Je me souviens de sa place à la maison : au fond d’un tiroir, dans la commode du salon. Maman entassait là tous ses albums. Elle en était fière : notre histoire illustrée, en plusieurs volumes.
Celui-ci, le deuxième de notre saga, est un objet de piètre qualité, un produit de la guerre. La couverture en carton rouge se disloque. Les petites photos faites par maman sont marquées d’auréoles et se décollent de leurs pages noires.

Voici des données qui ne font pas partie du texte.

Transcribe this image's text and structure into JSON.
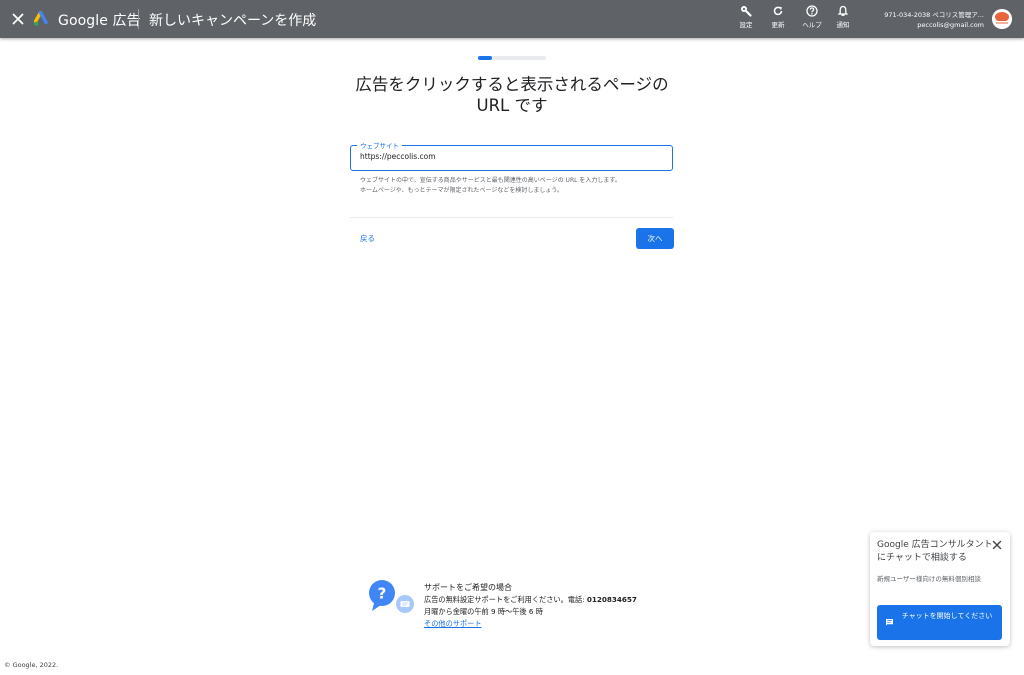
{
  "header": {
    "brand": "Google 広告",
    "page_title": "新しいキャンペーンを作成",
    "tools": [
      {
        "label": "設定",
        "icon": "wrench-icon"
      },
      {
        "label": "更新",
        "icon": "refresh-icon"
      },
      {
        "label": "ヘルプ",
        "icon": "help-icon"
      },
      {
        "label": "通知",
        "icon": "bell-icon"
      }
    ],
    "account_id": "971-034-2038 ペコリス管理ア...",
    "account_email": "peccolis@gmail.com"
  },
  "progress": {
    "fraction": 0.2
  },
  "main": {
    "heading_line1": "広告をクリックすると表示されるページの",
    "heading_line2": "URL です",
    "website_label": "ウェブサイト",
    "website_value": "https://peccolis.com",
    "hint_line1": "ウェブサイトの中で、宣伝する商品やサービスと最も関連性の高いページの URL を入力します。",
    "hint_line2": "ホームページや、もっとテーマが限定されたページなどを検討しましょう。",
    "back_label": "戻る",
    "next_label": "次へ"
  },
  "support": {
    "title": "サポートをご希望の場合",
    "line1_prefix": "広告の無料設定サポートをご利用ください。電話: ",
    "phone": "0120834657",
    "hours": "月曜から金曜の午前 9 時〜午後 6 時",
    "other_link": "その他のサポート"
  },
  "footer": {
    "copyright": "© Google, 2022."
  },
  "chat": {
    "title": "Google 広告コンサルタントにチャットで相談する",
    "description": "新規ユーザー様向けの無料個別相談",
    "button_label": "チャットを開始してください"
  },
  "colors": {
    "accent": "#1a73e8",
    "header": "#5f6368"
  }
}
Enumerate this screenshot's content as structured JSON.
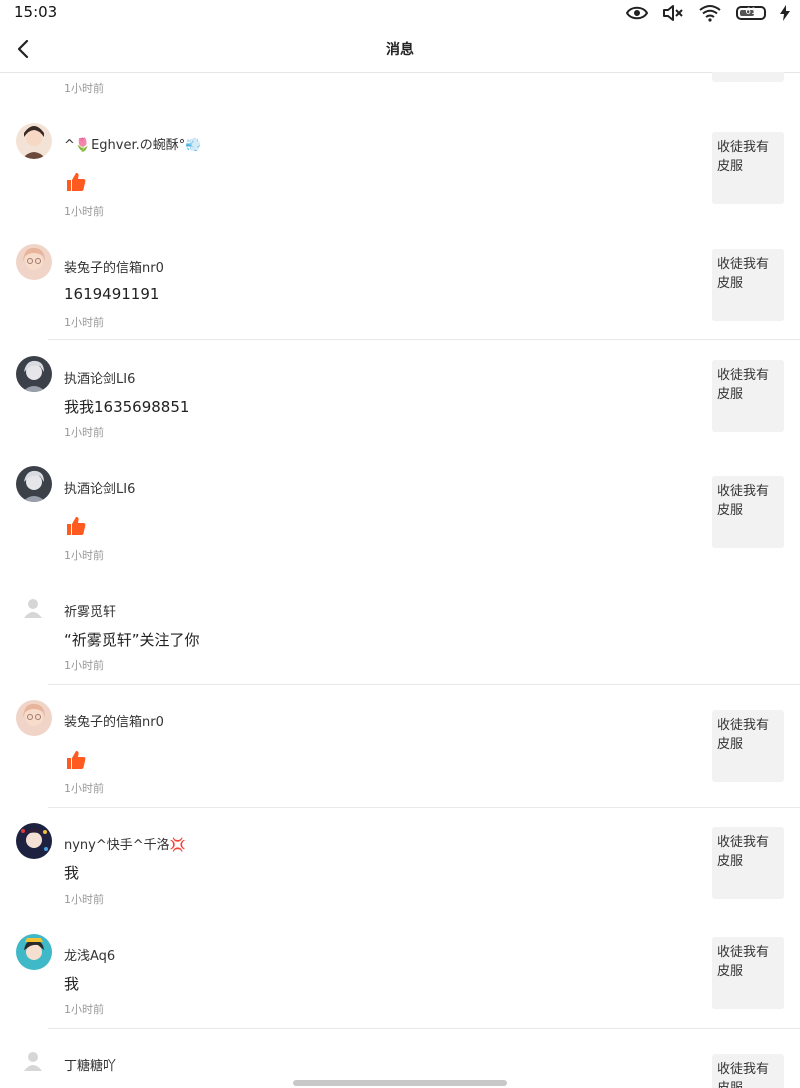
{
  "status_bar": {
    "time": "15:03",
    "battery": "61"
  },
  "header": {
    "title": "消息"
  },
  "first_time": "1小时前",
  "items": [
    {
      "user": "^🌷Eghver.の蜿酥°💨",
      "content": "",
      "like": true,
      "time": "1小时前",
      "post": "收徒我有皮服"
    },
    {
      "user": "装兔子的信箱nr0",
      "content": "1619491191",
      "like": false,
      "time": "1小时前",
      "post": "收徒我有皮服"
    },
    {
      "user": "执酒论剑LI6",
      "content": "我我1635698851",
      "like": false,
      "time": "1小时前",
      "post": "收徒我有皮服"
    },
    {
      "user": "执酒论剑LI6",
      "content": "",
      "like": true,
      "time": "1小时前",
      "post": "收徒我有皮服"
    },
    {
      "user": "祈雾觅轩",
      "content": "“祈雾觅轩”关注了你",
      "like": false,
      "time": "1小时前",
      "post": ""
    },
    {
      "user": "装兔子的信箱nr0",
      "content": "",
      "like": true,
      "time": "1小时前",
      "post": "收徒我有皮服"
    },
    {
      "user": "nyny^快手^千洛💢",
      "content": "我",
      "like": false,
      "time": "1小时前",
      "post": "收徒我有皮服"
    },
    {
      "user": "龙浅Aq6",
      "content": "我",
      "like": false,
      "time": "1小时前",
      "post": "收徒我有皮服"
    },
    {
      "user": "丁糖糖吖",
      "content": "",
      "like": false,
      "time": "",
      "post": "收徒我有皮服"
    }
  ],
  "colors": {
    "like": "#ff5a1f",
    "divider": "#e8e8e8",
    "thumb_bg": "#f2f2f2"
  },
  "icons": {
    "back": "chevron-left-icon",
    "like": "thumbs-up-icon",
    "default_avatar": "person-icon"
  }
}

Je tiens beaucoup à ces images. Elles jettent quelques lueurs sur la période la plus mystérieuse de ma vie : celle dont je suis amnésique.
L’album rouge part d’un temps qui me précède. Spa, août 1944. Un pique-nique, au bord d’un ruisseau, sous un grand soleil. Ma sœur et mon frère pataugent dans l’eau. Quelques moutons s’y abreuvent… Des images de bonheur et d’innocence. Comme si la guerre n’était pas là.
On en vient vite à une série de photos d’immeubles dévastés. L’hiver des V1 – des robots, comme disaient les Liégeois – a commencé.
C’étaient de petits avions sans pilote. Noirs, terrifiants, avec leur queue lumineuse…
En décembre, dans une lettre à sa sœur, ma mère écrit :
« Qui eût dit que la guerre arriverait à son point critique au cours de la “mise en pages” de notre troisième enfant ? Enfin, ce sera peut-être le plus réussi malgré tout – et aussi, souhaitons-le, l’Ange de la Paix tant désiré. »
Ma sœur aînée a des souvenirs épars de cet hiver extraordinaire – le quatrième hiver de sa vie. Quelques flashes. Parfois même toute une séquence.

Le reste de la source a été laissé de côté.